Click here for Dr. Cha's YMG physician profile. 

Name: Charles Cha, MD

Title: Assistant professor of surgery

Area of expertise: Surgical oncology, minimally invasive hepatopancreatobiliary surgery

Place of birth: Chicago

Age: 40

College: Northwestern University

Med School: Northwestern University Medical School

Training: Residency at the University of Wisconsin Hospital and Clinics, Madison; fellowship in surgical oncology at Memorial Sloan-Kettering Cancer Center, NY

Family: Wife, Seema Sanghavi, MD, radiation oncologist at Danbury Hospital; son Jacob, 5; daughter Alexia, 7


What is most challenging to you in academic medicine?
Making sure we provide the best and most up-to-date cancer care to our patients at all times.


What is most rewarding? The times when we can accomplish the above. Working with the best and the brightest here at Yale: colleagues, mentors, residents, and medical students alike.
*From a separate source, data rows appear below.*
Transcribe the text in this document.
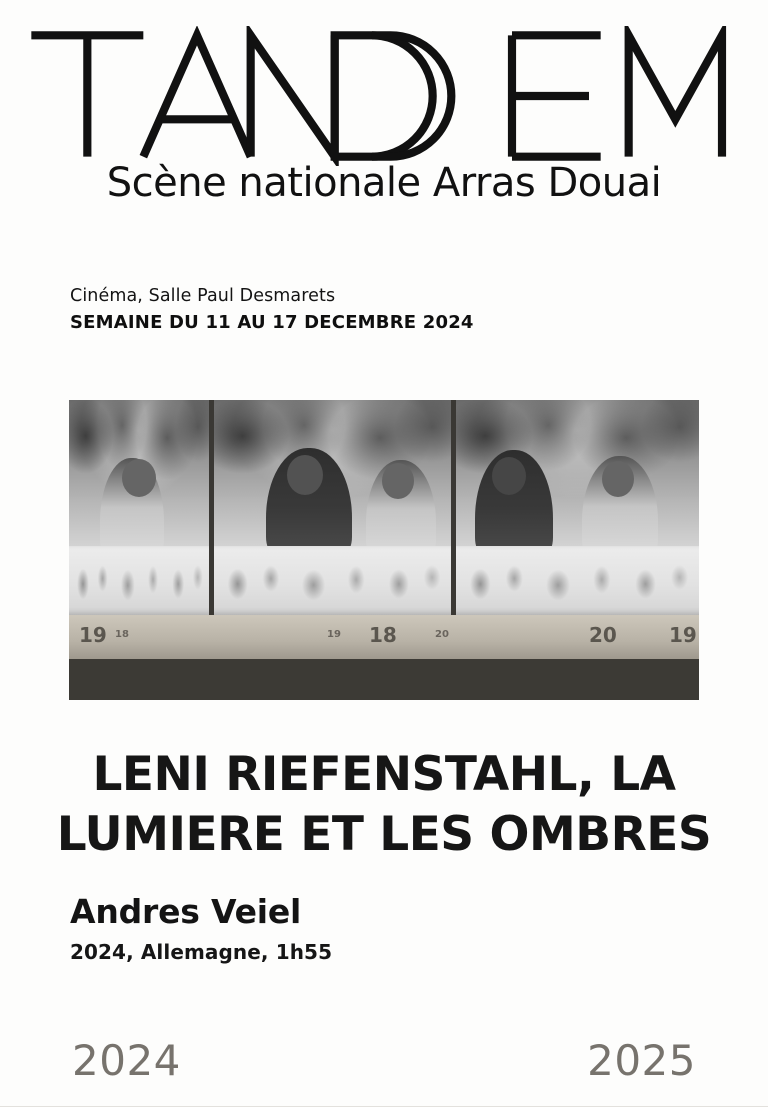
Scène nationale Arras Douai
Cinéma, Salle Paul Desmarets
SEMAINE DU 11 AU 17 DECEMBRE 2024
19 18	19 18	20	20	19
LENI RIEFENSTAHL, LA
LUMIERE ET LES OMBRES
Andres Veiel
2024, Allemagne, 1h55
2024	2025
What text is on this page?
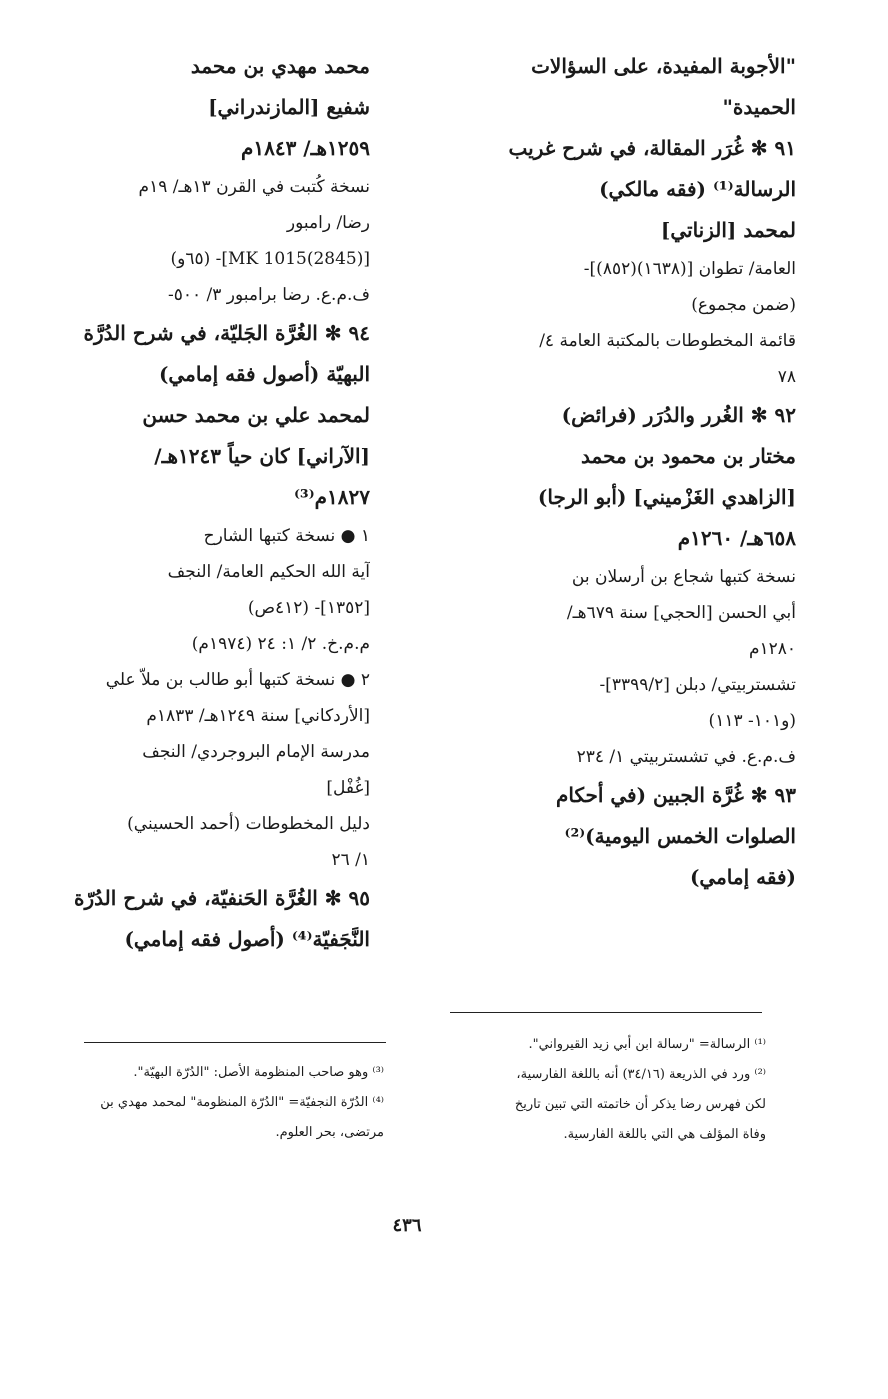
"الأجوبة المفيدة، على السؤالات

الحميدة"

٩١ ✻ غُرَر المقالة، في شرح غريب

الرسالة⁽¹⁾ (فقه مالكي)

لمحمد [الزناتي]

العامة/ تطوان [(١٦٣٨)(٨٥٢)]-

(ضمن مجموع)

قائمة المخطوطات بالمكتبة العامة ٤/

٧٨

٩٢ ✻ الغُرر والدُرَر (فرائض)

مختار بن محمود بن محمد

[الزاهدي الغَزْميني] (أبو الرجا)

٦٥٨هـ/ ١٢٦٠م

نسخة كتبها شجاع بن أرسلان بن

أبي الحسن [الحجي] سنة ٦٧٩هـ/

١٢٨٠م

تشستربيتي/ دبلن [٣٣٩٩/٢]-

(و١٠١- ١١٣)

ف.م.ع. في تشستربيتي ١/ ٢٣٤

٩٣ ✻ غُرَّة الجبين (في أحكام

الصلوات الخمس اليومية)⁽²⁾

(فقه إمامي)

محمد مهدي بن محمد

شفيع [المازندراني]

١٢٥٩هـ/ ١٨٤٣م

نسخة كُتبت في القرن ١٣هـ/ ١٩م

رضا/ رامبور

[(2845)1015 MK]- (٦٥و)

ف.م.ع. رضا برامبور ٣/ ٥٠٠-

٩٤ ✻ الغُرَّة الجَليّة، في شرح الدُرَّة

البهيّة (أصول فقه إمامي)

لمحمد علي بن محمد حسن

[الآراني] كان حياً ١٢٤٣هـ/

١٨٢٧م⁽³⁾

١ ● نسخة كتبها الشارح

آية الله الحكيم العامة/ النجف

[١٣٥٢]- (٤١٢ص)

م.م.خ. ٢/ ١: ٢٤ (١٩٧٤م)

٢ ● نسخة كتبها أبو طالب بن ملاّ علي

[الأردكاني] سنة ١٢٤٩هـ/ ١٨٣٣م

مدرسة الإمام البروجردي/ النجف

[غُفْل]

دليل المخطوطات (أحمد الحسيني)

١/ ٢٦

٩٥ ✻ الغُرَّة الحَنفيّة، في شرح الدُرّة

النَّجَفيّة⁽⁴⁾ (أصول فقه إمامي)

⁽¹⁾ الرسالة= "رسالة ابن أبي زيد القيرواني".
⁽²⁾ ورد في الذريعة (٣٤/١٦) أنه باللغة الفارسية،
لكن فهرس رضا يذكر أن خاتمته التي تبين تاريخ
وفاة المؤلف هي التي باللغة الفارسية.
⁽³⁾ وهو صاحب المنظومة الأصل: "الدُرّة البهيّة".
⁽⁴⁾ الدُرّة النجفيّة= "الدُرّة المنظومة" لمحمد مهدي بن
مرتضى، بحر العلوم.
٤٣٦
What do you like most about your practice? Every day is a new challenge and I am never bored. Things will only get more exciting with the recent opening of the new Smilow Cancer Hospital. The clinics and operating rooms are state of the art and it finally allows us to accommodate the specific needs of our cancer patients.


Personal interests or pastimes: Skiing, dining, and traveling. I’ve recently discovered Ukrainian egg painting.


Last book read: The Omnivore’s Dilemma by Michael Pollan. I haven’t eaten a Chicken McNugget since.


What would you do to improve our clinical environment
if you had a magic wand?
We should have instituted an electronic medical record system a decade ago. Fortunately this is being addressed as we are in the process of instituting one now, though we are years behind our peers.